There are moments, too, when psychology and personality overwhelm the art. Much of the chapter on Louise Nevelson tracks her struggle for money, recognition, and, ultimately, the gratification of her ego. She is undoubtedly characterized by the hardworking ethos that Lacayo has described: an artist works “not when the spirit moves you; you go every day and work—just plain work, physical work,” Nevelson said. It is revealing that her story ends with another quote of hers: “I wanted one thing that I thought belonged to me. I wanted the whole show. To me, that is living.” It is, however, her abandonment of her child, her bombastic clothing, and her habits—in the humorous words of a friend—as a “predatory heterosexual” that demand nearly as much scrutiny as her work. Still, Lacayo gives Nevelson’s wood, steel, and plexiglass its due, and we must assume that he is an honest portraitist and not one distracted by irrelevant details. Nevelson is not the only one whom Lacayo does not flatter: Hopper’s chapter is like a grueling first session of couples’ therapy and Monet seems, in Lacayo’s telling, to be constantly complaining.
Lacayo’s narrative descriptions of artwork are on the whole delightful. They are, however, peppered with chronic rhetorical questioning, which can come across as an unwillingness on the part of Lacayo to stand behind his own analysis. Lacayo begins one sentence on a Monet painting with, “Is it too much to suppose . . .” leaving the reader to wonder if it really is too much to suppose what follows. (That is, for the record, a speculation that one of his paintings contains a “frank recognition of death.” Maybe it does, but it’s certainly not obvious.) Despite this, the speculative analyses add up to an enjoyable series of reflections on the mature artists.

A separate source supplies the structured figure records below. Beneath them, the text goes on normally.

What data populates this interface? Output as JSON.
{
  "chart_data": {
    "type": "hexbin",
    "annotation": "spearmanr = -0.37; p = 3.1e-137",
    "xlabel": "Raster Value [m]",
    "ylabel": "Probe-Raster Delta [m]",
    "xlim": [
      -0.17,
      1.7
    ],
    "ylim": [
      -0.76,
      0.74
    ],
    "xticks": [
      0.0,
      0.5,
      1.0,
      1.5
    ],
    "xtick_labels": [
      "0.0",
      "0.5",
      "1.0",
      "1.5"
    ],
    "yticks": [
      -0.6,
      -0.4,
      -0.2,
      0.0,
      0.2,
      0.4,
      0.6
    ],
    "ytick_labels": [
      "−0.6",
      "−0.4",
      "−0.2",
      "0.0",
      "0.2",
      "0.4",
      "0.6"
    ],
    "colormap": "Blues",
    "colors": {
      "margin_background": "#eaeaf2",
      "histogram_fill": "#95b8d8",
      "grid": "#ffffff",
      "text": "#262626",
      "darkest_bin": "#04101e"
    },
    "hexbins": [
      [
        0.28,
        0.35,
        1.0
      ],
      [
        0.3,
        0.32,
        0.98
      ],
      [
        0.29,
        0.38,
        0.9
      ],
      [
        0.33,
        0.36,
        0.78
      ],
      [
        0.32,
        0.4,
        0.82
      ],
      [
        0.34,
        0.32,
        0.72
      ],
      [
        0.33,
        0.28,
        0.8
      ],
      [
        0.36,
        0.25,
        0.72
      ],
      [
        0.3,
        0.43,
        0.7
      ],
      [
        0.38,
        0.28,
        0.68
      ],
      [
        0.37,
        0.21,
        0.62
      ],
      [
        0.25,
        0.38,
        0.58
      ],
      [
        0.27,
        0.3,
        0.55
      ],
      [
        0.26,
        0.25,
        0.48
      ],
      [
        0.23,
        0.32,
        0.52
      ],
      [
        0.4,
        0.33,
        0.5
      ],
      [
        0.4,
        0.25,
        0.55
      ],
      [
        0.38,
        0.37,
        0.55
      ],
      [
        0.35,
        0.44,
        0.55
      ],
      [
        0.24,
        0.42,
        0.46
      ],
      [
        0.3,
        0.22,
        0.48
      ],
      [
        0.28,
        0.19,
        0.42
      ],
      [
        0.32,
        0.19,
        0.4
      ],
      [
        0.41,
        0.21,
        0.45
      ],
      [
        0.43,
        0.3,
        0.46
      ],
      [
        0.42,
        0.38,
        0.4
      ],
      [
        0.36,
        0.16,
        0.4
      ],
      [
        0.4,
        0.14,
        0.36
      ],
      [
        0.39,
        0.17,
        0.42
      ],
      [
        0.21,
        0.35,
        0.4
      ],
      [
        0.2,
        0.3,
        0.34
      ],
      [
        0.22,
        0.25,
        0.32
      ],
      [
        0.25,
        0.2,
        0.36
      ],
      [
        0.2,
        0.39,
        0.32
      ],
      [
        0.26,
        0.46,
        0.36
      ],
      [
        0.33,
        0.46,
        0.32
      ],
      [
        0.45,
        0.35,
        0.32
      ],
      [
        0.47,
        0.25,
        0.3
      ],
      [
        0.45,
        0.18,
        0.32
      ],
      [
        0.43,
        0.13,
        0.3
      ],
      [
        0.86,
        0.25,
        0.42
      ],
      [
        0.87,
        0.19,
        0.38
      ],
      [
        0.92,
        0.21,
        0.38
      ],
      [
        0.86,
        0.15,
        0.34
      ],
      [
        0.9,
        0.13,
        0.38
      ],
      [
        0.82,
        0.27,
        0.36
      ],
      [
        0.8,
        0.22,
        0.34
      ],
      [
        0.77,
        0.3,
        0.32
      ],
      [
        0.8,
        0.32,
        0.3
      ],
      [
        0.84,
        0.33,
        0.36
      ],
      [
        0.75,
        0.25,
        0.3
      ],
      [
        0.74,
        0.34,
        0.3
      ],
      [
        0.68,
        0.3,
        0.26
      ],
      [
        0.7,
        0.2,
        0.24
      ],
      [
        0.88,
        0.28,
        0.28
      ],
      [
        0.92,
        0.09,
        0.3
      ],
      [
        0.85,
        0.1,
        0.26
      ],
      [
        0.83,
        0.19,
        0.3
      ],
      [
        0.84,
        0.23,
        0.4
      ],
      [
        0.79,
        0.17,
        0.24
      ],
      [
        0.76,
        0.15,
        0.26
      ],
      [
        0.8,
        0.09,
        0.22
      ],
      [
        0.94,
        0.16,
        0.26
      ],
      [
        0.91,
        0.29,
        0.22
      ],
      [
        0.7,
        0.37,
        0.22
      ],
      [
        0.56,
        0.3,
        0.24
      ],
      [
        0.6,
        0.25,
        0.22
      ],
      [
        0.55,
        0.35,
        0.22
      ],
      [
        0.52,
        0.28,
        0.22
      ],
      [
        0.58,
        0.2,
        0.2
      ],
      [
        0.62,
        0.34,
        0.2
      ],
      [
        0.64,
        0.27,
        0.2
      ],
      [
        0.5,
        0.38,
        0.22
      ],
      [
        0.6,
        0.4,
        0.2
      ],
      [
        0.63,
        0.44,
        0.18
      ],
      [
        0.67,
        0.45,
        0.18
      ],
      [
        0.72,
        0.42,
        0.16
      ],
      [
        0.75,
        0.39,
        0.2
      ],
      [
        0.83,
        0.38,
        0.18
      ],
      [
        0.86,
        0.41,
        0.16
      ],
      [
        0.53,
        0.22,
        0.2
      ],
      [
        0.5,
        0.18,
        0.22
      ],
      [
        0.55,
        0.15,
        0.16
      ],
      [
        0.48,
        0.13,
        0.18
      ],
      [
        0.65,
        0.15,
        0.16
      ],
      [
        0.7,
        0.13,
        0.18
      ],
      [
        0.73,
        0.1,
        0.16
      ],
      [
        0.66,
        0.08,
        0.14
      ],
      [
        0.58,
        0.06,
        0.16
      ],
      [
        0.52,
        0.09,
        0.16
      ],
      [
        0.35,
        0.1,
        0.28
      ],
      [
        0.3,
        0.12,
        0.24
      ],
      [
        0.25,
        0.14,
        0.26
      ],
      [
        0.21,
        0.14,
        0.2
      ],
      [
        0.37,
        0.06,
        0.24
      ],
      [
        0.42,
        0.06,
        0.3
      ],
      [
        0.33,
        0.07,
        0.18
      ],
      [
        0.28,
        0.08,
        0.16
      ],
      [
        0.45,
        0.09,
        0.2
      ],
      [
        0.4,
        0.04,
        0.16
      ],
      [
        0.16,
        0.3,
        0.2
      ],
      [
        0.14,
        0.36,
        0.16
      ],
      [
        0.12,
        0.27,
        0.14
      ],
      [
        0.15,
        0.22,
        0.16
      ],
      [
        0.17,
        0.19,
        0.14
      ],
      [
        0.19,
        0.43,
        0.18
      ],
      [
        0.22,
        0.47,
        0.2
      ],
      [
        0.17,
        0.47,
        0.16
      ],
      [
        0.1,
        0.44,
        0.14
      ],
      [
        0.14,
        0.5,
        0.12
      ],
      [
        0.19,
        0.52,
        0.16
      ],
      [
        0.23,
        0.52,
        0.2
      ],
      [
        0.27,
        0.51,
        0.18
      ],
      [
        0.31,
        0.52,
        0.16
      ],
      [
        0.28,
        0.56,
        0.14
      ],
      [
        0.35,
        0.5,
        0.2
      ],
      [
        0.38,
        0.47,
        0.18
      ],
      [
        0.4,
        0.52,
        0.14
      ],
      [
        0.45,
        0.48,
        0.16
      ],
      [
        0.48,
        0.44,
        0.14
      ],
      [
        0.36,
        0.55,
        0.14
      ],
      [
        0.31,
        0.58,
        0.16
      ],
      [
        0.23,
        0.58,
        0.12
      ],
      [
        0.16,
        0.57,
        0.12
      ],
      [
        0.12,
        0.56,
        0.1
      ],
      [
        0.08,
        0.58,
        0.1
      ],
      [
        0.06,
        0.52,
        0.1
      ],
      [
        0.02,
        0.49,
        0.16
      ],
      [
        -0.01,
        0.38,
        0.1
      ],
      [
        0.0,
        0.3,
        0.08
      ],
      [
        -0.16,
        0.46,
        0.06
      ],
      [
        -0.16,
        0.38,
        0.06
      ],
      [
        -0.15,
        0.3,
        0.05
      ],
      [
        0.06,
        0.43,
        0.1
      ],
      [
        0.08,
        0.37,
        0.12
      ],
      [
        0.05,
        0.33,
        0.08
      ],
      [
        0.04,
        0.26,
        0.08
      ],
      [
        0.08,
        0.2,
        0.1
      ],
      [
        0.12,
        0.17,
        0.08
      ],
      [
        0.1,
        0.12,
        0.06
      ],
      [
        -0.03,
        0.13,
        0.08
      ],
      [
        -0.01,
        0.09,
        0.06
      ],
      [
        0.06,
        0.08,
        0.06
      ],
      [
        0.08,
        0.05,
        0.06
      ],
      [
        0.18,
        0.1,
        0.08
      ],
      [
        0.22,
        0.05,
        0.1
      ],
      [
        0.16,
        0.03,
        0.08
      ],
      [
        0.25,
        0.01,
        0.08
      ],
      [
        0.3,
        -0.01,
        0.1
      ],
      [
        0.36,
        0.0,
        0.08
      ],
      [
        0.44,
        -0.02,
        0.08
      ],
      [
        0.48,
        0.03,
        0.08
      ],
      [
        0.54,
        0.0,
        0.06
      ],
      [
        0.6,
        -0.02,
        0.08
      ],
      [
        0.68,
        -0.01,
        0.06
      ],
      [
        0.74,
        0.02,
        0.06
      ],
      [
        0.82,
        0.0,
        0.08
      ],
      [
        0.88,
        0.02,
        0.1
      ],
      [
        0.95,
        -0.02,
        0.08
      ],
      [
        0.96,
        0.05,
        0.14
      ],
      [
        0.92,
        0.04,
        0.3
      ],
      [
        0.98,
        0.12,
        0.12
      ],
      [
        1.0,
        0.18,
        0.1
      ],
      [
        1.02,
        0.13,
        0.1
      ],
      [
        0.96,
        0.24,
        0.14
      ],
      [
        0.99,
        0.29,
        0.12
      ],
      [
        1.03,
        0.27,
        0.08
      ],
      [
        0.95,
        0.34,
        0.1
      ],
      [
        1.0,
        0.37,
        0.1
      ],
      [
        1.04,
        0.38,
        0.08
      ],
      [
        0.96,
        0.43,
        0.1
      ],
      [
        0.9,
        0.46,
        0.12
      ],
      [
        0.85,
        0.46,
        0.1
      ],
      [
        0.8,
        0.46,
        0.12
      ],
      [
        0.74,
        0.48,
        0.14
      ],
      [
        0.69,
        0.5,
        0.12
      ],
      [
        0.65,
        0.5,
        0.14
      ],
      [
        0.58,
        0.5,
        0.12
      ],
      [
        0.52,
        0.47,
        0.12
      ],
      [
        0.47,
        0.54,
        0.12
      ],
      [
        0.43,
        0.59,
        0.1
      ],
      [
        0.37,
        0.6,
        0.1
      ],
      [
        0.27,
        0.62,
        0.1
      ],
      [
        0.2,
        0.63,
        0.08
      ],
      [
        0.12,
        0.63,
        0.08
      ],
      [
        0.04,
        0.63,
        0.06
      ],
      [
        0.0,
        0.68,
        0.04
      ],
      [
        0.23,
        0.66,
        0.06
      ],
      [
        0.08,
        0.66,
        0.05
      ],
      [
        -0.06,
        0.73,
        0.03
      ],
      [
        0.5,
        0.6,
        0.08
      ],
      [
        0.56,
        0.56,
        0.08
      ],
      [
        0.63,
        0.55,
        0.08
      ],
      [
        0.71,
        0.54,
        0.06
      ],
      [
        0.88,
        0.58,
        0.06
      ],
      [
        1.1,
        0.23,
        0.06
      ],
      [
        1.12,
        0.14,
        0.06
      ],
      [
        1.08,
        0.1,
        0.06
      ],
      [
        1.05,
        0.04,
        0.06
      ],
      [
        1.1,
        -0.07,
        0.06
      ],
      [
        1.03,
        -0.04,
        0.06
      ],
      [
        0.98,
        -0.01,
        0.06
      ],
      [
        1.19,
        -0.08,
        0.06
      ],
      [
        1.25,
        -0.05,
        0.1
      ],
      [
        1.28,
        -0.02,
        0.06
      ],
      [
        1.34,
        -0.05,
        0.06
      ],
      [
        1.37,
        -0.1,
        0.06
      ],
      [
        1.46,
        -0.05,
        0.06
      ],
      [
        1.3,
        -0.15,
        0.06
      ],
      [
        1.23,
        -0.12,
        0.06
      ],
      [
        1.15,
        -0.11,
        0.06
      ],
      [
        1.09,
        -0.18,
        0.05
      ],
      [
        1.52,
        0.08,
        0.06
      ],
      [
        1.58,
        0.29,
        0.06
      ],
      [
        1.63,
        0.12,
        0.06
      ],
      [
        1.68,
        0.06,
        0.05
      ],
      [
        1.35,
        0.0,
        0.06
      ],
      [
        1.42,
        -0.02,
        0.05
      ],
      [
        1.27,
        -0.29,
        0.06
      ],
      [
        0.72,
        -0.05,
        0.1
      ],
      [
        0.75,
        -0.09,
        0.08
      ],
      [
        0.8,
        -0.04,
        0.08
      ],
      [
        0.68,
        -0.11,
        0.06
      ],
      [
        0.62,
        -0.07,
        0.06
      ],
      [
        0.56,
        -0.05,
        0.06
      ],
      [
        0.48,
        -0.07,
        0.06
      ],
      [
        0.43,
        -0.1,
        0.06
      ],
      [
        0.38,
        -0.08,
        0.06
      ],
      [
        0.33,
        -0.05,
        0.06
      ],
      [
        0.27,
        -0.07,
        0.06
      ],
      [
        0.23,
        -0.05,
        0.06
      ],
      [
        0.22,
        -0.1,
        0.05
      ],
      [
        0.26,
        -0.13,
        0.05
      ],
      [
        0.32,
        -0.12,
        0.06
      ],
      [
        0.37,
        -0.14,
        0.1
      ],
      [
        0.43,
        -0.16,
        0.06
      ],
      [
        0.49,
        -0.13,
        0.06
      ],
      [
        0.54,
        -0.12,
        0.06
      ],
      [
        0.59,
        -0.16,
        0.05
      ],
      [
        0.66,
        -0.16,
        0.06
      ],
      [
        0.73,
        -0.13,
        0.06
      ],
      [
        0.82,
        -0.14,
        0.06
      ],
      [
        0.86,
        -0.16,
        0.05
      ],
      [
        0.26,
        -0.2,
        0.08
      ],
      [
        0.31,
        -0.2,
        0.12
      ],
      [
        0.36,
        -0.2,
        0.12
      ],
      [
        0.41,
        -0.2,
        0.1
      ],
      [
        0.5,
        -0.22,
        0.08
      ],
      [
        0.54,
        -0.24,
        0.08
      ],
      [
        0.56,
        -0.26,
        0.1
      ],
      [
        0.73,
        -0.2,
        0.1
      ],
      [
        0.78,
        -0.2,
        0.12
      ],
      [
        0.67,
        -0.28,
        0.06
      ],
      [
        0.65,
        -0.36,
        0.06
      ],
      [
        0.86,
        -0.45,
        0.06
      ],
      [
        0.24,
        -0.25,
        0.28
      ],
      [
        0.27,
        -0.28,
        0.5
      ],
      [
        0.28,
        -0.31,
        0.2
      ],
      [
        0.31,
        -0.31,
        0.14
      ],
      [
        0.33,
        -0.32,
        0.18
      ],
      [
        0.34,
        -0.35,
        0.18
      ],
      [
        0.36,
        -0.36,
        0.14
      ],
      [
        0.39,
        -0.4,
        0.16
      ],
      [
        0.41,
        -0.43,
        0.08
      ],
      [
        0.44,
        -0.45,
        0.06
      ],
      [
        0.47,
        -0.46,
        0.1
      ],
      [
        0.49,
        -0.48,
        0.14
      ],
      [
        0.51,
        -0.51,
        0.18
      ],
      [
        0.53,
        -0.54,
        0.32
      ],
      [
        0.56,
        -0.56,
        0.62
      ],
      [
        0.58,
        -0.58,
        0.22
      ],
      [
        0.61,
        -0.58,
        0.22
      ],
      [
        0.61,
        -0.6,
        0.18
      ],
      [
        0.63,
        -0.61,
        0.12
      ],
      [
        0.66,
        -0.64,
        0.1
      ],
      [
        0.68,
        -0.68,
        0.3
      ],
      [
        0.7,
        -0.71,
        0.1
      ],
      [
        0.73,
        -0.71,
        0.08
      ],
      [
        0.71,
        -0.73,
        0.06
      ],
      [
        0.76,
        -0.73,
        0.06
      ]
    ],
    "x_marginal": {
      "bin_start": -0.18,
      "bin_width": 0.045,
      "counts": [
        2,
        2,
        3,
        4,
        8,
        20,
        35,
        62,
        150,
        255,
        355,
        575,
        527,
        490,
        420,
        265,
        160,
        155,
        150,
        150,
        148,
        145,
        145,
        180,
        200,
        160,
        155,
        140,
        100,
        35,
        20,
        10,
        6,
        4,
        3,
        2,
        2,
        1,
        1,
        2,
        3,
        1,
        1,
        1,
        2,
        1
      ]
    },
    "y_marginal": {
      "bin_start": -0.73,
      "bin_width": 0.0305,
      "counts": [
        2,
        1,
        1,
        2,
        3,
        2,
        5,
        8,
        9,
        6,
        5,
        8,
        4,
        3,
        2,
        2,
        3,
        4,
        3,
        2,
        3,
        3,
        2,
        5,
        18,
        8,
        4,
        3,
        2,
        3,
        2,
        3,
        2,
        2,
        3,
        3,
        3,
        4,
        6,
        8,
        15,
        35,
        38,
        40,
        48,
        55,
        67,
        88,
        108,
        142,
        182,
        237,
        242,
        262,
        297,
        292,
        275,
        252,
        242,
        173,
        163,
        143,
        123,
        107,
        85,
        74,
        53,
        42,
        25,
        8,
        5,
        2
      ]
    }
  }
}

Overall, Lacayo is a pleasant guide across centuries and countries, showing us in equal depth art and artist. Each artist is different, and no too-perfect conclusion is shoehorned into any of the six, but the book finishes on a cohesive note—the celebration of individual genius in its maturity, the kind of genius able to transcend successive generations. Lacayo makes the case that it is the work of maturity, rather than youthful impulse, that is truly powerful and lasting. Monet’s water-lily murals remain his most iconic ambassadors; Matisse’s playful paper cuts distilled his Fauvism into its logical conclusion; Hopper and his essentially American paintings became ever more laconic. These are artists who need no introduction, and yet Lacayo has provided a very worthwhile one by starting at their ends.